Generalnie Villarreal nie gra gorzej niż wtedy teraz za Escriby.
Setien wiadomo co grałby, a Marcelino jest zagadką totalną. Gość ma dwie twarze, mozna powiedzieć że zdradził styl który cechował przez lata Villarreal i zapewne dlatego wystąpiły konflikty z zarządem.

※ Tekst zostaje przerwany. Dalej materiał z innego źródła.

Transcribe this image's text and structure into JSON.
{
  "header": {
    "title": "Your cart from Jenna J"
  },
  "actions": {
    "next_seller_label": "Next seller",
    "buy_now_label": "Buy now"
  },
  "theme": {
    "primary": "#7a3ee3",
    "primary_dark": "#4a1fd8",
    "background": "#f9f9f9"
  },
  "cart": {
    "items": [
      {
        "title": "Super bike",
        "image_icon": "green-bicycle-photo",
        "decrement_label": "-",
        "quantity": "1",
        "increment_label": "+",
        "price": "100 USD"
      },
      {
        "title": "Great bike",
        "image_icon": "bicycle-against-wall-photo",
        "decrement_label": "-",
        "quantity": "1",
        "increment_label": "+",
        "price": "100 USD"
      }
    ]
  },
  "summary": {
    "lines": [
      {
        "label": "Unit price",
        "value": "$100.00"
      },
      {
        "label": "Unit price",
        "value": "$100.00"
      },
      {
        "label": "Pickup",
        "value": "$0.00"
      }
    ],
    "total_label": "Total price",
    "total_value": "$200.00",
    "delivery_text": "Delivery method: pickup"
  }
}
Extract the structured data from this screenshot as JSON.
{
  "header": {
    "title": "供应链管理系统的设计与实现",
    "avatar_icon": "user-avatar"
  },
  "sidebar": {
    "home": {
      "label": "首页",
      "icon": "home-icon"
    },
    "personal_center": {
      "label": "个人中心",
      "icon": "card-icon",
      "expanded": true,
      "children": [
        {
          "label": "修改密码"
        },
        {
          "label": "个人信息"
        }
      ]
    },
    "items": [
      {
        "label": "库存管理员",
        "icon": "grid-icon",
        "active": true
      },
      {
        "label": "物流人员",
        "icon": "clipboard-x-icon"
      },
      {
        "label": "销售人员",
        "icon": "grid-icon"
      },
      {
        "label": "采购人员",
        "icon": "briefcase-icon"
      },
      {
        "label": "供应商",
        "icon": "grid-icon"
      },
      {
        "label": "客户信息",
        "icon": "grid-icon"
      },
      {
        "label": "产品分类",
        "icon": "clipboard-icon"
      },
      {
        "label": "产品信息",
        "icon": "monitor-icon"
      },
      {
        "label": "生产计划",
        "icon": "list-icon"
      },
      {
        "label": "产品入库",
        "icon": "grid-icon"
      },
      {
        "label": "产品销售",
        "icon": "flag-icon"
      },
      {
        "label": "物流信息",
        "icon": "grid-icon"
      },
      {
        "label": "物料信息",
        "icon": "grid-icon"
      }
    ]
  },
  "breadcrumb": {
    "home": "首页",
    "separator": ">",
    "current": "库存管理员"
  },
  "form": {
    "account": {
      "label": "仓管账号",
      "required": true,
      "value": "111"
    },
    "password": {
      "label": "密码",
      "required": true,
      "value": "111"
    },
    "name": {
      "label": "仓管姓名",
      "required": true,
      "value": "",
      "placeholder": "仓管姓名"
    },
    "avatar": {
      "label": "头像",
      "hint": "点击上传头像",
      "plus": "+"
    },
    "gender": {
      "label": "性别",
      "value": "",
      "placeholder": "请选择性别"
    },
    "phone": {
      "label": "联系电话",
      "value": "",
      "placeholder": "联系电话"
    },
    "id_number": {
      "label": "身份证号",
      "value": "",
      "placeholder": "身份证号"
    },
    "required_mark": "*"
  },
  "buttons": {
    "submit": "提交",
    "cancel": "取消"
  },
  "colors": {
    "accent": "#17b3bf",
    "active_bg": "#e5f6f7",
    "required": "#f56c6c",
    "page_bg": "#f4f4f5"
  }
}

Na pewno chcial tam wygrać LE obojetnie w jakim stylu. Wyeliminował Napoli, nizasłużenie, Włosi grali dużo lepiej, na koniec odpadł z Liverpoolem, a po pierwszym meczu gracze Villarreal zachowywali się tak jakby byli juz w finale, odpadł zasłużenie z rywalem grającym dużo gorzej niż Napoli. Tamten Villarreal to było solidne rzemiosło i nic więcej, cała para w defensywę, coś jak my za Pellegrino tylko my w ogóle nie umielismy robić akcji bramkowych.
Mere pewnie zgarnie ktoś inny, na ławkę będzie pewnie za drogi, na podstawę za młody.
Sandro raczej wyląduje w Sevilli.
Niepokoi mnie że Malaga sprzedając zaledwie trzech piłkarzy może dostać 50 baniek. I wydac je duzo lepiej niż to my mamy w zwyczaju
Charakter ma trudny, lubi być doceniany, ale to dobry fachowiec.
Przyznam, że nie wiem dlaczego kilka lat temu dość szybko pożegnał się z Sevillą. Okoliczności odejścia z Villarealu też nie są jasne.
Swoją drogą Voro powinien zostać w jakiś specjalny sposób uhonorowany przez władze klubu za swoją pracę i uratowanie VCF przed spadkiem do Segunda.
Cele na najbliższy sezon, LM. Choć zawsze powinno się celować w mistrza!
Bo niedługo minie 20 lat od ostatniego tytułu..
Amunt!
> specjalny sposób uhonorowany przez władze
> klubu za swoją pracę i uratowanie VCF
> przed spadkiem do Segunda.
@pedro, masz zupełną rację. Tak powinno być!